Two things have made this year’s camp meeting for youth ‘incredibly significant’ –  one, it has taken place against the backdrop of the global celebration  of the annual international Youth Day, which seeks to draw attention to attention to issues important to young people. Second, it took into consideration the UN SDG Goal numbers 5 (gender equality) 10 (reduced inequality). To achieve these, ERA included physically challenged boys and girls – the deaf and lame – and divided them all into three training ‘outputs’ – school education, Youth organizing: Environmental Monitoring and Waste Management and Youth Entrepreneurs and Renewable Energy.

Part of what made ‘Output 1’ nearly an unforgettable experience for most of the participants was with the experience sharing session facilitated by members of the deaf.  Aliu Mustapha, 22 and Kadiri Jennifer, 17, of the Edo State Deaf Association, together with their colleagues successfully put  other participants through a course in braille, resulting in a conducive learning environment that made an interaction on the environment almost seamless and fun.
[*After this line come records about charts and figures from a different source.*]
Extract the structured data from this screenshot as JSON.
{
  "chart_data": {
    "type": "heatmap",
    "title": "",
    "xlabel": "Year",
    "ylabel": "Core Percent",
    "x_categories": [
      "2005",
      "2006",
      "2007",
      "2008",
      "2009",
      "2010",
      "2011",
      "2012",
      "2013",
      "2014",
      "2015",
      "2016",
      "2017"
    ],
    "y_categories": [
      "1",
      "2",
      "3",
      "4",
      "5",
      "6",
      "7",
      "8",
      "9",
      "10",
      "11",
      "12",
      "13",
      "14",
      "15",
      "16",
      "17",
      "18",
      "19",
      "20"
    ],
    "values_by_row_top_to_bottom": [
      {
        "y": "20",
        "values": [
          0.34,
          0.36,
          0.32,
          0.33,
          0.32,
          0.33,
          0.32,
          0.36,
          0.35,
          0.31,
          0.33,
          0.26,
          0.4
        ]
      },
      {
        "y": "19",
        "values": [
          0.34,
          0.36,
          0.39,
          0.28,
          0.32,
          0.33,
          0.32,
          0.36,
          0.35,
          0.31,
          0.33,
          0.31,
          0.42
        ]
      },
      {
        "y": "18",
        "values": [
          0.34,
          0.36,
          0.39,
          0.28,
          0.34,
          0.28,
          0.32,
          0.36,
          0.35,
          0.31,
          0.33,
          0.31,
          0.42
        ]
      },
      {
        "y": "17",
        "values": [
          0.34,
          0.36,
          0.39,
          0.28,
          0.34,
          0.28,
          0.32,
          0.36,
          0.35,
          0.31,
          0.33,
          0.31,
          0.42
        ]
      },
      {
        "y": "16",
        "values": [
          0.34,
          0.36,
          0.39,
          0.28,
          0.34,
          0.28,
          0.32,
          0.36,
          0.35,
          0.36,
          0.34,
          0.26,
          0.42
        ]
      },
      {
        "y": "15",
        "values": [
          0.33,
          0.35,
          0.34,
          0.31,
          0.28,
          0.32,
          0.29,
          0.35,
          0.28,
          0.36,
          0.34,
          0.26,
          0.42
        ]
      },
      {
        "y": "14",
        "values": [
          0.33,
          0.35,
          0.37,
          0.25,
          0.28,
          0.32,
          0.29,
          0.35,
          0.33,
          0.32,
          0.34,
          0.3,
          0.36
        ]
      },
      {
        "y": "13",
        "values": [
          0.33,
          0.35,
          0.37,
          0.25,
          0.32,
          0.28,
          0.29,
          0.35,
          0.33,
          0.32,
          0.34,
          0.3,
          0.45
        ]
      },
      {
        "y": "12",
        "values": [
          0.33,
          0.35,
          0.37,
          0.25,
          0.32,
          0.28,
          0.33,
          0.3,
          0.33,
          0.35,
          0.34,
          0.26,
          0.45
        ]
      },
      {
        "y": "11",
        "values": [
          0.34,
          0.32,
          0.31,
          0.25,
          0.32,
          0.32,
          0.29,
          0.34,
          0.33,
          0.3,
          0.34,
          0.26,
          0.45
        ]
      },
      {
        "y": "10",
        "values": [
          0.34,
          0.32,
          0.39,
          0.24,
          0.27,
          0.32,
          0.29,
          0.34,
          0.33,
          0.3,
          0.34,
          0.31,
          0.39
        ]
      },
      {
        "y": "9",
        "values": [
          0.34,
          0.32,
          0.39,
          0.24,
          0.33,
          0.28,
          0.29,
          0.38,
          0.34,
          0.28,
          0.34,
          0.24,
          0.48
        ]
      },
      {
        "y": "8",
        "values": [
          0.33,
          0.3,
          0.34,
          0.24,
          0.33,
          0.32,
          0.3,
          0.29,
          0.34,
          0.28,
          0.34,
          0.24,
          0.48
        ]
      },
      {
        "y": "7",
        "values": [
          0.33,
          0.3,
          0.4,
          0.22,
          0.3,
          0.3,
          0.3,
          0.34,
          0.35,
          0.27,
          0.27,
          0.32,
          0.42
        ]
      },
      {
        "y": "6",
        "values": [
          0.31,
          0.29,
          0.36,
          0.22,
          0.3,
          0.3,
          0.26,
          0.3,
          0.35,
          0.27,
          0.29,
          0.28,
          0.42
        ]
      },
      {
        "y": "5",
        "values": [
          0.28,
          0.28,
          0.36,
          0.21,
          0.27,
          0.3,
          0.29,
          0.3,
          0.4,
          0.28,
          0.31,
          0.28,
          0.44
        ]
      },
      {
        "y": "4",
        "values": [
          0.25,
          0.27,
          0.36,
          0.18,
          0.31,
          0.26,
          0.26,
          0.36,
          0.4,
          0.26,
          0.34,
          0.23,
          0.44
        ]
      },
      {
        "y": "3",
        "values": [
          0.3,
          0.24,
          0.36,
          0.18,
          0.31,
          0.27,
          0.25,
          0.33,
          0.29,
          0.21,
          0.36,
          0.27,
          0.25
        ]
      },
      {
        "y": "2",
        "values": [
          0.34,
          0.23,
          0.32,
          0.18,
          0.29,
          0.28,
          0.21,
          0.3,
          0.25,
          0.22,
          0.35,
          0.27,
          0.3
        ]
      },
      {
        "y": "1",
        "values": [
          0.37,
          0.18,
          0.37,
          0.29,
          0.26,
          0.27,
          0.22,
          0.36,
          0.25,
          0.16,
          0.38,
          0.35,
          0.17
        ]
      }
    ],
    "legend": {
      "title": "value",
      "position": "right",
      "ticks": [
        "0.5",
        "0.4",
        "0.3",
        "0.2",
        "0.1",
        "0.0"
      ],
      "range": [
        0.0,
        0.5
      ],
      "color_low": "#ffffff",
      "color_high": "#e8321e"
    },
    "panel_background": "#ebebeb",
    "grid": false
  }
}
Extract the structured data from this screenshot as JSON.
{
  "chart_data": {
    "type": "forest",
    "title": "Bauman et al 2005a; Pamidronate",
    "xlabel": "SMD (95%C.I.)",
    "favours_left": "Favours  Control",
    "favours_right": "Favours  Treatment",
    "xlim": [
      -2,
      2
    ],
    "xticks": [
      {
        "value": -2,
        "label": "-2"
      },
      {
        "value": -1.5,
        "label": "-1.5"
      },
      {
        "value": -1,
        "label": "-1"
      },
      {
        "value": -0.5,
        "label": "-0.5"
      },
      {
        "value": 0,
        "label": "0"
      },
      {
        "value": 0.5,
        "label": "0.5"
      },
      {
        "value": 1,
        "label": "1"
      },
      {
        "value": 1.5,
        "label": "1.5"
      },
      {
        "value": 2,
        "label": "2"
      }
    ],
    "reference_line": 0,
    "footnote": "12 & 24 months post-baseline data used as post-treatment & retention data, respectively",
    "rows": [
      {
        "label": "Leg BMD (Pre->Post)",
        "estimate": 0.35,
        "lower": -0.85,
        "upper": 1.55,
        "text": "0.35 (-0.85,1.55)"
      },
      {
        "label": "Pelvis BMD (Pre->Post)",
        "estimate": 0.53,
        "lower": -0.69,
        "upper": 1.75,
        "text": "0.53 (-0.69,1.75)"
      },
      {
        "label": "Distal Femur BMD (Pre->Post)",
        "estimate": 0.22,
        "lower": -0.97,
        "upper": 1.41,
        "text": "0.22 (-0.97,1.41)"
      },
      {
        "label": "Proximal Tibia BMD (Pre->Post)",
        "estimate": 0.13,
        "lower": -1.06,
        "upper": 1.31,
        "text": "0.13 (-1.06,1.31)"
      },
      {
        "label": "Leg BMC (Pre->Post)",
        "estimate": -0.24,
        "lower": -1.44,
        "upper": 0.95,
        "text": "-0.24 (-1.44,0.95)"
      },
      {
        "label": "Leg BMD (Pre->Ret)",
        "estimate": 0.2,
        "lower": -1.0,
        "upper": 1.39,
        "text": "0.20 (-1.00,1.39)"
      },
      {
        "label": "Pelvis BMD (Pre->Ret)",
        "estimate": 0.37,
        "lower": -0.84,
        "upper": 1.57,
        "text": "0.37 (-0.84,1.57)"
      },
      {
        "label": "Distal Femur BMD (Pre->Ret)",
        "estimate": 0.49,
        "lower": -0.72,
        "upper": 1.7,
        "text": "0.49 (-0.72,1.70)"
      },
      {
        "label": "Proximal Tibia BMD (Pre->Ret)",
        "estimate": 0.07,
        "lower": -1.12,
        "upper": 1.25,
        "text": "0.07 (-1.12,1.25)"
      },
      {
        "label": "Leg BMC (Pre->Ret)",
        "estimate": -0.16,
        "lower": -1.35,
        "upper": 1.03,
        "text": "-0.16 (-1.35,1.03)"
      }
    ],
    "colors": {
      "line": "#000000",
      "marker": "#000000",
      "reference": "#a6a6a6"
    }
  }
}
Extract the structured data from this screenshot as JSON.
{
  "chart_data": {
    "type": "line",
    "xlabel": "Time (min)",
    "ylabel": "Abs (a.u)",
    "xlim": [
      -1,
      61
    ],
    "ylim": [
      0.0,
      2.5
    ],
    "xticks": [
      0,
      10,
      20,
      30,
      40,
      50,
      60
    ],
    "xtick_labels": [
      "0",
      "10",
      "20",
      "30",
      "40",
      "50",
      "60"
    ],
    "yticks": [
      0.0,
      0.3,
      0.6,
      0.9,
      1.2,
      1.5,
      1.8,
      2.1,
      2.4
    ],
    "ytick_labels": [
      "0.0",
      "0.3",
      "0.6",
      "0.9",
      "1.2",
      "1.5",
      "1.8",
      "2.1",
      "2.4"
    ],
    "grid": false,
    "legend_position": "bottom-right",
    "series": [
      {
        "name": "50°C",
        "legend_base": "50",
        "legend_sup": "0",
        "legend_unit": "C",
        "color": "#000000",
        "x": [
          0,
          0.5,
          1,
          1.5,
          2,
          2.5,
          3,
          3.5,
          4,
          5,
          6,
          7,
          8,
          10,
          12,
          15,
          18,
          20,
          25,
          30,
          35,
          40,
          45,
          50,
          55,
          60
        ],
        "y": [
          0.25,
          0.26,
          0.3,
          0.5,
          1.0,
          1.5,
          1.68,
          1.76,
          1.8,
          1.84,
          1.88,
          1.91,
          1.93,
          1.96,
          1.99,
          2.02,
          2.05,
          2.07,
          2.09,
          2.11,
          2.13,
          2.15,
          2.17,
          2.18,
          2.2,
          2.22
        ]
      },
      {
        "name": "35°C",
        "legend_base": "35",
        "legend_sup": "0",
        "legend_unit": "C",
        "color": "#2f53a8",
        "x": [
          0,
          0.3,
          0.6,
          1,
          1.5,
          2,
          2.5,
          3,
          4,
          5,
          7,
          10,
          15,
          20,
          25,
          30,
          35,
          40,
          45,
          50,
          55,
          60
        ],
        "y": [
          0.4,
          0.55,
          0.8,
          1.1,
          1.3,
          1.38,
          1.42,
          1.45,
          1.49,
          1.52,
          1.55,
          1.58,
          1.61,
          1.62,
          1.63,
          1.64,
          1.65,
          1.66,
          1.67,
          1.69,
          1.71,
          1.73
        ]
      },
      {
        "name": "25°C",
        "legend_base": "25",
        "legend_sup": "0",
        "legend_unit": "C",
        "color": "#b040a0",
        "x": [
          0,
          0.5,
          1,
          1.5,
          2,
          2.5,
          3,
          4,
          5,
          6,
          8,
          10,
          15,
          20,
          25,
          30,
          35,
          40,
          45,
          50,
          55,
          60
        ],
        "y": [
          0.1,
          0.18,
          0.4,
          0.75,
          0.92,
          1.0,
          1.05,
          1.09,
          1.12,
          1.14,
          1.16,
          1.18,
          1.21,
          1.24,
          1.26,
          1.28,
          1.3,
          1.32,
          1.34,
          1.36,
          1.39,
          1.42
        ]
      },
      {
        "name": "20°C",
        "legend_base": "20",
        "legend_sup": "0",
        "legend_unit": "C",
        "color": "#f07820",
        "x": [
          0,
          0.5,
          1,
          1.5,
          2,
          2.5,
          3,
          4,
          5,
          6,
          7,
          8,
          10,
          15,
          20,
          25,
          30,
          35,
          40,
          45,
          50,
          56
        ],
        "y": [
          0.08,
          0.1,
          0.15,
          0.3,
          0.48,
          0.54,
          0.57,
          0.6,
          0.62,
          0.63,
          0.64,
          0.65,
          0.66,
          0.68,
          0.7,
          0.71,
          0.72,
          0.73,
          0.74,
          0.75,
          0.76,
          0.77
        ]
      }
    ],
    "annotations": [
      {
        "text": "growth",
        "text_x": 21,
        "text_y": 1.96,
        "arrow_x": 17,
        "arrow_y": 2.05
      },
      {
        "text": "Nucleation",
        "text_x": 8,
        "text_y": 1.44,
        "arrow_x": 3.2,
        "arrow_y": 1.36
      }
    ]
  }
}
For others like Young Promise, 20, a Deltan seeking to be environmental entrepreneur, the sessions with the resource persons was a boost to his plan to set up shop as a solar photovoltaic entrepreneur.

Organisers said that they believe that the camp meeting on the environment for youth has massive opportunities – opportunities that Inerepano David and Emmanuel Leton, both undergraduates in universities in the Niger Delta  said that they had been looking for.  According to Inerepano, ‘After I listened to Mr Ibrahim Muhammad Shamsuddin and Mr Morris Alagoa, I’ve come to learn that renewable energy is way safer, economical and healthier for the environment and for everyone’.

Mr Anthony Azubuike, director/clerk, Senate committee  on Ecology and Climate Change at the National Assembly said during the meet that there are expectations that a Bill to establish  the Renewable Energy Council, which has passed through second reading at the National Assembly would be passed into law soon. ‘When passed, the Bill will address research, development, financing, regulation, revenue generation for clean energy’, Mr Azubuike said.

At that, ERA’s mission of youth empowerment, education and youth involvement in energy transition would be counted as a critical building block towards ending gas flaring and pollution in the Niger Delta.